The first known settlers in Portugal were groups of wandering Celts. They brought their pagan religions and festivals with them. When the Romans arrived around 210 BC, they called it Lusitania. Christianity arrived in what would eventually become Portugal around the end of the first century A.D. The people of Lusitania had their own religion. When they embraced Christianity, they added it to a number of their existing festivals.
Although most of the Portuguese festivals revolve around honoring the saints, Carnaval has roots mostly in the pagan religions of the settlers along with some Christian traditions. Those early roots included fertility rituals for good harvests.
There is a lot of tomfoolery going on as well as parades and parties. The idea behind it is for people to get the urge to sin out of their system. If you are interested in reading more, you can go here. It is the Portuguese version of Nola’s Mardi Gras, celebrated over the three days before Lent (and penitence) kick in.
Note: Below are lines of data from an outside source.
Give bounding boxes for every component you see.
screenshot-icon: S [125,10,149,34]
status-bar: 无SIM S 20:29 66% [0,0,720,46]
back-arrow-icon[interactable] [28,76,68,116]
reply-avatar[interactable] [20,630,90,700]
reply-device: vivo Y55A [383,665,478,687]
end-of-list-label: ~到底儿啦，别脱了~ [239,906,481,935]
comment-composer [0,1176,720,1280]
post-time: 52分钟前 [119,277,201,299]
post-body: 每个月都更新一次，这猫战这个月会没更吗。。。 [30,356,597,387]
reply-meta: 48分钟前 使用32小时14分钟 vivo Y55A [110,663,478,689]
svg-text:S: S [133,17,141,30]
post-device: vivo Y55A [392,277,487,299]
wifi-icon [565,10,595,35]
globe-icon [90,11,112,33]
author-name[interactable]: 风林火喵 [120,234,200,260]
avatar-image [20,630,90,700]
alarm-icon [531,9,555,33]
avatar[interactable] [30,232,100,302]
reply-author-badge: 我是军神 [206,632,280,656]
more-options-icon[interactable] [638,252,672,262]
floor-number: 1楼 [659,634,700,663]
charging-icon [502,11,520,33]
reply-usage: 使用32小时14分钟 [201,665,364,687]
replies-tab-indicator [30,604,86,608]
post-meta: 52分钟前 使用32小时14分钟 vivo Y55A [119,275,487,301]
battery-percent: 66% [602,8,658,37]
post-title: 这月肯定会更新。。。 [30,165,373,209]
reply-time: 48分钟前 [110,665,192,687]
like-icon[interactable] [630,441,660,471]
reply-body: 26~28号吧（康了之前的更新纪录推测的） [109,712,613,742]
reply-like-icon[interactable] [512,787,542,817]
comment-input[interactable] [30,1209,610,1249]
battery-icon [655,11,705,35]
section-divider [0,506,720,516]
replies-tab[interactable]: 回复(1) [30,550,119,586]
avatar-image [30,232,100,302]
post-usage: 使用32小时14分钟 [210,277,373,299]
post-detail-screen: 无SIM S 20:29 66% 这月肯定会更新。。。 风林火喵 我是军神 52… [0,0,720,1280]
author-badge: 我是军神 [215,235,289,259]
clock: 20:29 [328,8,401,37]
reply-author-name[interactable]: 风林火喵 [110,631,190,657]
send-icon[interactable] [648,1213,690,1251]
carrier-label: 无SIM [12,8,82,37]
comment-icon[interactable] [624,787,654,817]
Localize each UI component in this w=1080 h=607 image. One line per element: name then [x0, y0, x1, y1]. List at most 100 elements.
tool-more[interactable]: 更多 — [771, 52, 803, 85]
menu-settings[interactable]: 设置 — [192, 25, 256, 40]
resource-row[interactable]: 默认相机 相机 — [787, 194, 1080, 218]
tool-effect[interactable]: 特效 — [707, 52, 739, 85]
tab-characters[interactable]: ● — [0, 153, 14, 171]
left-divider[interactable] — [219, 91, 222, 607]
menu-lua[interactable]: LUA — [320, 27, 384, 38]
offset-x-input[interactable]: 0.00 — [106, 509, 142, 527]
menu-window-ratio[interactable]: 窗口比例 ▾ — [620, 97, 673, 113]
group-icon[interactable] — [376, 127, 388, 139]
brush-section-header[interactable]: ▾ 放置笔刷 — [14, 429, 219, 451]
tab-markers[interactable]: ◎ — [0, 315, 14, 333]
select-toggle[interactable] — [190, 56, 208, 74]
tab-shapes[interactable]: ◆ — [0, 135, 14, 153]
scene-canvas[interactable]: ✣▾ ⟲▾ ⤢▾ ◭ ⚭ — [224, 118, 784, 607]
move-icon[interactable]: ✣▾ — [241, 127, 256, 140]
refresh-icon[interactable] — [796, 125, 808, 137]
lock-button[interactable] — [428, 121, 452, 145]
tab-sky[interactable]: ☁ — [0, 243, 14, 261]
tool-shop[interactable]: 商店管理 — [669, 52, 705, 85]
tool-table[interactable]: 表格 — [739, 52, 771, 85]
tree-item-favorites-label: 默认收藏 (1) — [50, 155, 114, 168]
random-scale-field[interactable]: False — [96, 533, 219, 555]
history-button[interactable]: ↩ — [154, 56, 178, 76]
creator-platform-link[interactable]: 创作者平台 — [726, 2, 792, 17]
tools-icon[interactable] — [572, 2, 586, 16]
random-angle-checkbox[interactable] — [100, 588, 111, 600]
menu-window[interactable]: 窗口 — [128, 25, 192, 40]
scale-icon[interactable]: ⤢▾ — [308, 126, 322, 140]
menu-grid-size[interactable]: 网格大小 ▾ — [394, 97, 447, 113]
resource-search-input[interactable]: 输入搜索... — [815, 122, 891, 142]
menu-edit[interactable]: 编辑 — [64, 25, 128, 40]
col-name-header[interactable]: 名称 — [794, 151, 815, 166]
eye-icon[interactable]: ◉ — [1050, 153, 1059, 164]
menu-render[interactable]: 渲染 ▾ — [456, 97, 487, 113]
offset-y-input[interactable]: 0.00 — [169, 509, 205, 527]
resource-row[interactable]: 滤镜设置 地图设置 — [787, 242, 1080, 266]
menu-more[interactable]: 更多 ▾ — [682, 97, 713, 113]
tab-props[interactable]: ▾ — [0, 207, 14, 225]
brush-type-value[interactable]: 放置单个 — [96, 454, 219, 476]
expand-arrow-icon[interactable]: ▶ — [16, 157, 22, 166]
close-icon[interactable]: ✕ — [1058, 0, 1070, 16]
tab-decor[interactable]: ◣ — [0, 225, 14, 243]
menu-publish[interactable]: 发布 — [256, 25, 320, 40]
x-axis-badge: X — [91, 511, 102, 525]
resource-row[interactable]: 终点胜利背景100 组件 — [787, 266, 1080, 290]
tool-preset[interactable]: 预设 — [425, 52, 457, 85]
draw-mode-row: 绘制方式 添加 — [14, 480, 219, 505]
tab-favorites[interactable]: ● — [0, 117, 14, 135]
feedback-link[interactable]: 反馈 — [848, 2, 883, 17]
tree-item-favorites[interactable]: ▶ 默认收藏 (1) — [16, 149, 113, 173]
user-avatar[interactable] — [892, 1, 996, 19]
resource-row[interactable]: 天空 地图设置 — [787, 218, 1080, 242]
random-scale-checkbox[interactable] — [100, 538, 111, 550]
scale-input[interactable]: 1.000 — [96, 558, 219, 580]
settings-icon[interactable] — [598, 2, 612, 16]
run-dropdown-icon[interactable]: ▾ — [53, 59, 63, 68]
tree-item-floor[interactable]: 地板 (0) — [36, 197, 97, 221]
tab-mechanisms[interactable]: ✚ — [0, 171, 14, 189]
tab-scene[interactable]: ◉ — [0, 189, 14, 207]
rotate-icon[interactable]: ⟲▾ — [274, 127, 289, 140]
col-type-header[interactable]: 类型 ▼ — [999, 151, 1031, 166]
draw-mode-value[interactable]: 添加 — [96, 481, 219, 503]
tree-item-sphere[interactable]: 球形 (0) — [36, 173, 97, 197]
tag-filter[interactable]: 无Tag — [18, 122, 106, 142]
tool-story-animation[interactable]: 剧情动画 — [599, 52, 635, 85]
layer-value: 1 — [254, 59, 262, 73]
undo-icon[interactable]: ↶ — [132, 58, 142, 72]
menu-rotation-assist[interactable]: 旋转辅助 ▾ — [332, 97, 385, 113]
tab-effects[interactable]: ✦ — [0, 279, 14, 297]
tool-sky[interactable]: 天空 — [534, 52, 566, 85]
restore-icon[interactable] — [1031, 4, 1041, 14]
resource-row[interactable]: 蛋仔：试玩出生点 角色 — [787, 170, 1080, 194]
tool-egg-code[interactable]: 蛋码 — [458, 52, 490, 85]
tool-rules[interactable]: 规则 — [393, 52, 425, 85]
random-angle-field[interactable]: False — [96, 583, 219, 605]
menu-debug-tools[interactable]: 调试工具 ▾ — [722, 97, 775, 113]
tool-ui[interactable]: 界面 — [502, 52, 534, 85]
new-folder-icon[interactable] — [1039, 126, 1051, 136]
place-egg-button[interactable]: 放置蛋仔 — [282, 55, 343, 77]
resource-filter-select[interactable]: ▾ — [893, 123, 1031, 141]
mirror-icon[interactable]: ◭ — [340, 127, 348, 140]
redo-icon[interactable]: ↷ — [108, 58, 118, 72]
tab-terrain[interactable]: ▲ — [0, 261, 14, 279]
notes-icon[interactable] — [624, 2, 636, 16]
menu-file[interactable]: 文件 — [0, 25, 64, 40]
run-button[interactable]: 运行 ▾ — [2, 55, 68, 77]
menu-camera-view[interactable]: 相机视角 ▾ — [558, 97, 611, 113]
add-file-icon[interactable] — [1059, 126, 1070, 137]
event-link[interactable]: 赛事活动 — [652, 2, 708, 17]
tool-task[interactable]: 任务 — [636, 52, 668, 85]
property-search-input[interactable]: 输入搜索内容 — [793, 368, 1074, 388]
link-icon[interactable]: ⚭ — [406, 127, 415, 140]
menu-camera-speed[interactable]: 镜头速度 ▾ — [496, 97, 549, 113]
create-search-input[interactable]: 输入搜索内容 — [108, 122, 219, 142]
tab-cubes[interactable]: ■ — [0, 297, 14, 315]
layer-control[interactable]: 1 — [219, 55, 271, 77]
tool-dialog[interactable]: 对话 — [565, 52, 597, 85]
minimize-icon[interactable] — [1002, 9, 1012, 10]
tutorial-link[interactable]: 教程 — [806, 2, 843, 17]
That first year – well, it was interesting. Many Portuguese enjoy watching Rio’s Carnaval on the TV. I have to admit that in many ways I lived a fairly sheltered life growing up in Fundamentalism. That first year of watching select portions of Rio’s televised (and uninhibited) parades was quite a revelation – in more ways than one. The Portuguese parades were more conservative, possibly due to the significantly cooler temperatures.
So, are you ready to join the party in March of 2014?